Well, a bit more than wicked. Margaret Lockwood, as the arriviste aristocrat turned highway robber, kills in cold blood as well as offing rivals on the turnpike. Including James Mason as a thigh slapping bandit who becomes her accomplice for a while in crime and in the boudoir. This was the most successful film at the box office as Britain came out of war.
It's probably the definitive Gainsborough melodrama, set during the infamously lawless Restoration period. Most of it had to be reshot for the US market, and not only because of the ostentatiously low cut gowns. This broke the Hays code in every direction, with adultery and crime committed for pleasure and without repentance.
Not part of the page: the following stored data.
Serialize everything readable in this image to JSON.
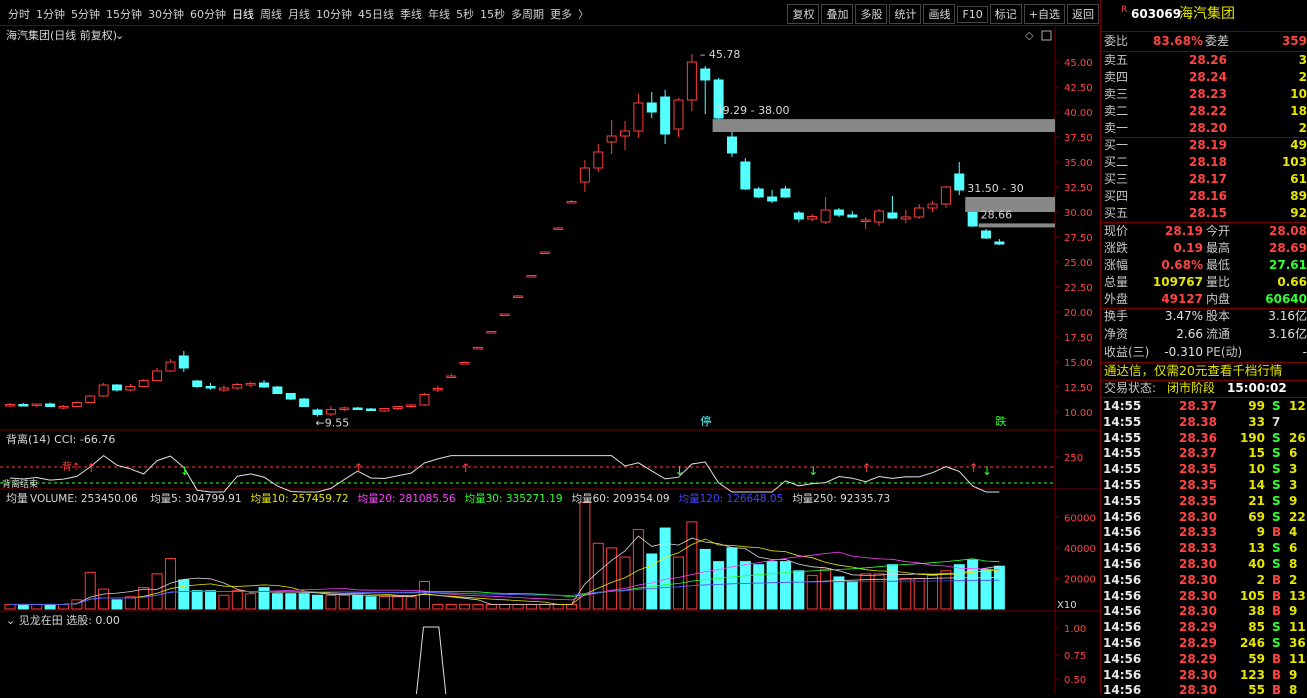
{
  "toolbar": {
    "tabs": [
      "分时",
      "1分钟",
      "5分钟",
      "15分钟",
      "30分钟",
      "60分钟",
      "日线",
      "周线",
      "月线",
      "10分钟",
      "45日线",
      "季线",
      "年线",
      "5秒",
      "15秒",
      "多周期",
      "更多"
    ],
    "active_tab": "日线",
    "more_icon": "chevron-right-icon",
    "actions": [
      "复权",
      "叠加",
      "多股",
      "统计",
      "画线",
      "F10",
      "标记",
      "+自选",
      "返回"
    ]
  },
  "main_chart": {
    "title": "海汽集团(日线 前复权)",
    "title_icon": "chevron-down-icon",
    "diamond_icon": "diamond-icon",
    "settings_icon": "square-icon",
    "y_ticks": [
      "45.00",
      "42.50",
      "40.00",
      "37.50",
      "35.00",
      "32.50",
      "30.00",
      "27.50",
      "25.00",
      "22.50",
      "20.00",
      "17.50",
      "15.00",
      "12.50",
      "10.00"
    ],
    "high_label": "45.78",
    "low_label": "9.55",
    "zone1_label": "39.29 - 38.00",
    "zone2_label": "31.50 - 30",
    "last_label": "28.66",
    "marker_stop": "停",
    "marker_drop": "跌",
    "colors": {
      "up": "#ff3c3c",
      "down": "#54ffff",
      "grid": "#700000",
      "zone": "#888888"
    }
  },
  "cci_panel": {
    "title": "背离(14)",
    "cci_label": "CCI: -66.76",
    "tick": "250",
    "signal_label": "背离",
    "bottom_label": "背离结束",
    "icon": "chevron-down-icon"
  },
  "volume_panel": {
    "title": "均量",
    "items": [
      {
        "text": "VOLUME: 253450.06",
        "color": "#d8d8d8"
      },
      {
        "text": "均量5: 304799.91",
        "color": "#d8d8d8"
      },
      {
        "text": "均量10: 257459.72",
        "color": "#e6e600"
      },
      {
        "text": "均量20: 281085.56",
        "color": "#ff40ff"
      },
      {
        "text": "均量30: 335271.19",
        "color": "#30ff30"
      },
      {
        "text": "均量60: 209354.09",
        "color": "#d8d8d8"
      },
      {
        "text": "均量120: 126648.05",
        "color": "#4040ff"
      },
      {
        "text": "均量250: 92335.73",
        "color": "#d8d8d8"
      }
    ],
    "y_ticks": [
      "60000",
      "40000",
      "20000"
    ],
    "unit": "X10"
  },
  "bottom_panel": {
    "title": "见龙在田",
    "value": "选股: 0.00",
    "y_ticks": [
      "1.00",
      "0.75",
      "0.50"
    ]
  },
  "quote": {
    "badge": "R",
    "code": "603069",
    "name": "海汽集团",
    "weibi_label": "委比",
    "weibi": "83.68%",
    "weicha_label": "委差",
    "weicha": "359",
    "asks": [
      {
        "label": "卖五",
        "price": "28.26",
        "vol": "3"
      },
      {
        "label": "卖四",
        "price": "28.24",
        "vol": "2"
      },
      {
        "label": "卖三",
        "price": "28.23",
        "vol": "10"
      },
      {
        "label": "卖二",
        "price": "28.22",
        "vol": "18"
      },
      {
        "label": "卖一",
        "price": "28.20",
        "vol": "2"
      }
    ],
    "bids": [
      {
        "label": "买一",
        "price": "28.19",
        "vol": "49"
      },
      {
        "label": "买二",
        "price": "28.18",
        "vol": "103"
      },
      {
        "label": "买三",
        "price": "28.17",
        "vol": "61"
      },
      {
        "label": "买四",
        "price": "28.16",
        "vol": "89"
      },
      {
        "label": "买五",
        "price": "28.15",
        "vol": "92"
      }
    ],
    "stats": [
      {
        "l1": "现价",
        "v1": "28.19",
        "c1": "#ff4444",
        "l2": "今开",
        "v2": "28.08",
        "c2": "#ff4444"
      },
      {
        "l1": "涨跌",
        "v1": "0.19",
        "c1": "#ff4444",
        "l2": "最高",
        "v2": "28.69",
        "c2": "#ff4444"
      },
      {
        "l1": "涨幅",
        "v1": "0.68%",
        "c1": "#ff4444",
        "l2": "最低",
        "v2": "27.61",
        "c2": "#30ff30"
      },
      {
        "l1": "总量",
        "v1": "109767",
        "c1": "#e6e600",
        "l2": "量比",
        "v2": "0.66",
        "c2": "#e6e600"
      },
      {
        "l1": "外盘",
        "v1": "49127",
        "c1": "#ff4444",
        "l2": "内盘",
        "v2": "60640",
        "c2": "#30ff30"
      }
    ],
    "stats2": [
      {
        "l1": "换手",
        "v1": "3.47%",
        "l2": "股本",
        "v2": "3.16亿"
      },
      {
        "l1": "净资",
        "v1": "2.66",
        "l2": "流通",
        "v2": "3.16亿"
      },
      {
        "l1": "收益(三)",
        "v1": "-0.310",
        "l2": "PE(动)",
        "v2": "-"
      }
    ],
    "promo": "通达信，仅需20元查看千档行情",
    "status_label": "交易状态:",
    "status_value": "闭市阶段",
    "status_time": "15:00:02"
  },
  "ticks": [
    {
      "t": "14:55",
      "p": "28.37",
      "v": "99",
      "f": "S",
      "x": "12"
    },
    {
      "t": "14:55",
      "p": "28.38",
      "v": "33",
      "f": "7",
      "x": ""
    },
    {
      "t": "14:55",
      "p": "28.36",
      "v": "190",
      "f": "S",
      "x": "26"
    },
    {
      "t": "14:55",
      "p": "28.37",
      "v": "15",
      "f": "S",
      "x": "6"
    },
    {
      "t": "14:55",
      "p": "28.35",
      "v": "10",
      "f": "S",
      "x": "3"
    },
    {
      "t": "14:55",
      "p": "28.35",
      "v": "14",
      "f": "S",
      "x": "3"
    },
    {
      "t": "14:55",
      "p": "28.35",
      "v": "21",
      "f": "S",
      "x": "9"
    },
    {
      "t": "14:56",
      "p": "28.30",
      "v": "69",
      "f": "S",
      "x": "22"
    },
    {
      "t": "14:56",
      "p": "28.33",
      "v": "9",
      "f": "B",
      "x": "4"
    },
    {
      "t": "14:56",
      "p": "28.33",
      "v": "13",
      "f": "S",
      "x": "6"
    },
    {
      "t": "14:56",
      "p": "28.30",
      "v": "40",
      "f": "S",
      "x": "8"
    },
    {
      "t": "14:56",
      "p": "28.30",
      "v": "2",
      "f": "B",
      "x": "2"
    },
    {
      "t": "14:56",
      "p": "28.30",
      "v": "105",
      "f": "B",
      "x": "13"
    },
    {
      "t": "14:56",
      "p": "28.30",
      "v": "38",
      "f": "B",
      "x": "9"
    },
    {
      "t": "14:56",
      "p": "28.29",
      "v": "85",
      "f": "S",
      "x": "11"
    },
    {
      "t": "14:56",
      "p": "28.29",
      "v": "246",
      "f": "S",
      "x": "36"
    },
    {
      "t": "14:56",
      "p": "28.29",
      "v": "59",
      "f": "B",
      "x": "11"
    },
    {
      "t": "14:56",
      "p": "28.30",
      "v": "123",
      "f": "B",
      "x": "9"
    },
    {
      "t": "14:56",
      "p": "28.30",
      "v": "55",
      "f": "B",
      "x": "8"
    }
  ],
  "chart_data": {
    "type": "candlestick",
    "ohlc": [
      [
        10.7,
        10.9,
        10.5,
        10.75
      ],
      [
        10.75,
        10.9,
        10.55,
        10.65
      ],
      [
        10.65,
        10.85,
        10.45,
        10.8
      ],
      [
        10.8,
        10.95,
        10.6,
        10.55
      ],
      [
        10.4,
        10.7,
        10.3,
        10.55
      ],
      [
        10.55,
        11.1,
        10.5,
        10.95
      ],
      [
        10.95,
        11.7,
        10.9,
        11.6
      ],
      [
        11.6,
        12.9,
        11.5,
        12.7
      ],
      [
        12.7,
        12.8,
        12.05,
        12.2
      ],
      [
        12.2,
        12.8,
        12.1,
        12.55
      ],
      [
        12.55,
        13.3,
        12.5,
        13.15
      ],
      [
        13.15,
        14.4,
        13.05,
        14.1
      ],
      [
        14.1,
        15.3,
        14.0,
        15.0
      ],
      [
        15.6,
        16.1,
        14.0,
        14.4
      ],
      [
        13.1,
        13.2,
        12.4,
        12.55
      ],
      [
        12.55,
        12.9,
        12.2,
        12.4
      ],
      [
        12.2,
        12.7,
        12.0,
        12.4
      ],
      [
        12.4,
        12.9,
        12.2,
        12.75
      ],
      [
        12.75,
        13.0,
        12.5,
        12.85
      ],
      [
        12.9,
        13.2,
        12.4,
        12.5
      ],
      [
        12.5,
        12.6,
        11.8,
        11.85
      ],
      [
        11.85,
        11.9,
        11.2,
        11.3
      ],
      [
        11.3,
        11.4,
        10.5,
        10.55
      ],
      [
        10.2,
        10.35,
        9.55,
        9.75
      ],
      [
        9.8,
        10.6,
        9.6,
        10.25
      ],
      [
        10.25,
        10.55,
        10.1,
        10.4
      ],
      [
        10.4,
        10.5,
        10.25,
        10.35
      ],
      [
        10.3,
        10.4,
        10.15,
        10.25
      ],
      [
        10.1,
        10.4,
        10.0,
        10.35
      ],
      [
        10.35,
        10.6,
        10.2,
        10.55
      ],
      [
        10.55,
        10.8,
        10.4,
        10.7
      ],
      [
        10.7,
        11.9,
        10.6,
        11.75
      ],
      [
        12.2,
        12.6,
        12.0,
        12.35
      ],
      [
        13.55,
        13.85,
        13.45,
        13.6
      ],
      [
        14.9,
        15.05,
        14.8,
        14.95
      ],
      [
        16.4,
        16.55,
        16.3,
        16.45
      ],
      [
        17.95,
        18.1,
        17.85,
        18.05
      ],
      [
        19.75,
        19.85,
        19.6,
        19.8
      ],
      [
        21.55,
        21.7,
        21.45,
        21.6
      ],
      [
        23.55,
        23.7,
        23.45,
        23.65
      ],
      [
        25.95,
        26.05,
        25.85,
        26.0
      ],
      [
        28.35,
        28.5,
        28.25,
        28.4
      ],
      [
        31.0,
        31.2,
        30.9,
        31.05
      ],
      [
        33.0,
        35.2,
        32.0,
        34.4
      ],
      [
        34.4,
        36.8,
        34.0,
        36.0
      ],
      [
        37.0,
        39.2,
        35.8,
        37.6
      ],
      [
        37.6,
        39.1,
        36.2,
        38.1
      ],
      [
        38.1,
        41.8,
        37.4,
        40.9
      ],
      [
        40.9,
        42.0,
        39.4,
        40.0
      ],
      [
        41.5,
        42.2,
        36.8,
        37.8
      ],
      [
        38.3,
        41.4,
        37.5,
        41.2
      ],
      [
        41.2,
        45.78,
        40.1,
        45.0
      ],
      [
        44.3,
        44.6,
        39.8,
        43.2
      ],
      [
        43.2,
        43.4,
        38.0,
        39.4
      ],
      [
        37.5,
        38.2,
        35.5,
        35.9
      ],
      [
        35.0,
        35.4,
        32.2,
        32.3
      ],
      [
        32.3,
        32.5,
        31.4,
        31.5
      ],
      [
        31.5,
        32.2,
        30.9,
        31.1
      ],
      [
        32.3,
        32.6,
        31.4,
        31.5
      ],
      [
        29.9,
        30.1,
        29.0,
        29.3
      ],
      [
        29.3,
        29.8,
        29.1,
        29.55
      ],
      [
        29.0,
        31.5,
        28.8,
        30.2
      ],
      [
        30.2,
        30.4,
        29.5,
        29.7
      ],
      [
        29.7,
        30.1,
        29.4,
        29.5
      ],
      [
        29.1,
        29.5,
        28.3,
        29.2
      ],
      [
        29.0,
        30.3,
        28.6,
        30.1
      ],
      [
        29.9,
        31.6,
        29.3,
        29.4
      ],
      [
        29.3,
        30.2,
        28.9,
        29.5
      ],
      [
        29.5,
        30.8,
        29.3,
        30.4
      ],
      [
        30.4,
        31.1,
        30.0,
        30.8
      ],
      [
        30.8,
        32.6,
        30.4,
        32.5
      ],
      [
        33.8,
        35.0,
        31.7,
        32.2
      ],
      [
        30.3,
        30.6,
        28.5,
        28.6
      ],
      [
        28.1,
        28.3,
        27.3,
        27.4
      ],
      [
        27.0,
        27.3,
        26.7,
        26.8
      ]
    ],
    "volume": [
      3,
      3,
      3,
      3,
      3,
      6,
      24,
      13,
      6,
      8,
      14,
      23,
      33,
      19,
      12,
      12,
      9,
      12,
      10,
      14,
      10,
      10,
      10,
      9,
      9,
      9,
      9,
      8,
      8,
      8,
      8,
      18,
      3,
      3,
      3,
      3,
      3,
      3,
      3,
      3,
      3,
      3,
      3,
      70,
      43,
      40,
      34,
      52,
      36,
      53,
      34,
      57,
      39,
      31,
      40,
      31,
      29,
      31,
      31,
      25,
      22,
      26,
      21,
      18,
      23,
      23,
      29,
      20,
      20,
      22,
      25,
      29,
      32,
      26,
      28
    ],
    "price_ylim": [
      8.5,
      46.5
    ],
    "volume_ylim": [
      0,
      72000
    ],
    "volume_unit": "X10"
  }
}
It was a huge personal success for Lockwood who as well as the mayhem gets to deliver some venomous dialogue. James Mason is reliably lusty as a villainous sidekick . If Griffith Jones and Patricia Roc are anodyne back up as the moralistic good guys, well that's their role and besides most of Roc's support is in her costume.
Shame there wasn't a better director, because although this is a lot of fun, the pacing is a little slow. But it is incredibly salacious. The period is recreated well, though much of it in the studio and on back projection. The cross-dressing heroine gives the film transgressive cult status, though the fetishism is muted. It's a bawdy romp and welcome escapism after WWII.